Mélodies nocturnes

Certaines aires cérébrales, qui s'activent pendant un apprentissage, se réactivent spontanément la nuit venue. Les neurones rejoueraient durant le sommeil la mélodie apprise quelques heures avant. Preuve est ainsi faite d'un apprentissage inconscient.

Les relations entre le sommeil et la mémoire sont au cœur de nombreuses études. Faut-il suivre le prix Nobel de médecine Francis Crick lorsqu'il considère que le sommeil paradoxal, grand producteur de rêves, sert notamment à éliminer des « excédents de mémoire », des souvenirs non pertinents ? Faut-il, au contraire, emboîter le pas à ceux qui attribuent à cette phase de sommeil la mission de stabiliser les traces mnésiques, éléments encore bien mystérieux qui nous permettent de reconstituer nos souvenirs ?

Apprentissage implicite

En fait, quoique l'élimination et la stabilisation de telles « empreintes » soient jugées complémentaires par la plupart des neurobiologistes, la théorie de F. Crick ne semble corroborée actuellement par aucune donnée expérimentale faisant autorité. En revanche, la thèse d'une consolidation des apprentissages durant le sommeil n'est plus sujette à contredit.
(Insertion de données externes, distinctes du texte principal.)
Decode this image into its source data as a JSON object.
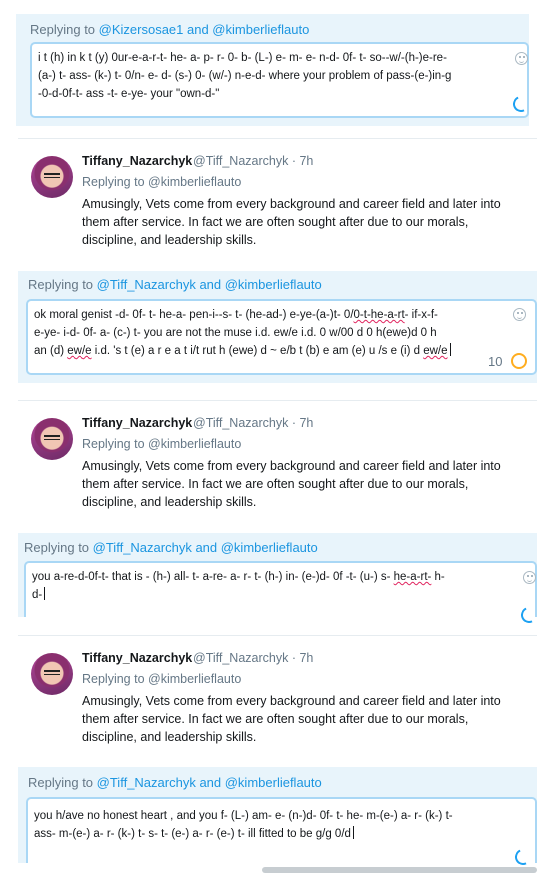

Dormez, dormez, et demain vous serez plus performant ! Non seulement vous aurez mieux récupéré, mais, de surcroît, votre cerveau aura mis la nuit à profit pour « s'imprégner » des données ingurgitées au cours des heures précédentes.

Au début des années 1970, des études expérimentales réalisées chez la souris par John O'Keefe, du University College of London, ont montré que l'activité neuronale dans une structure cérébrale baptisée l'hippocampe permet au rongeur de s'orienter dans l'espace et de retrouver des lieux connus, telle une source de nourriture au sein d'un labyrinthe. Aux Etats-Unis, Bruce McNaughton, Matt Wilson et Giorgy Buzsaki découvraient quant à eux dans les années 1990 que les cellules hippocampiques sont réactivées après un apprentissage spatial, principalement pendant le sommeil lent. Et en 2000, Amish Dave et Daniel Margoliash, de l'université de Chicago, observaient un phénomène similaire au niveau des aires du chant chez de jeunes passereaux apprenant les vocalisations de leur espèce. A priori, les informations acquises lors d'un apprentissage continuent à être traitées durant le sommeil.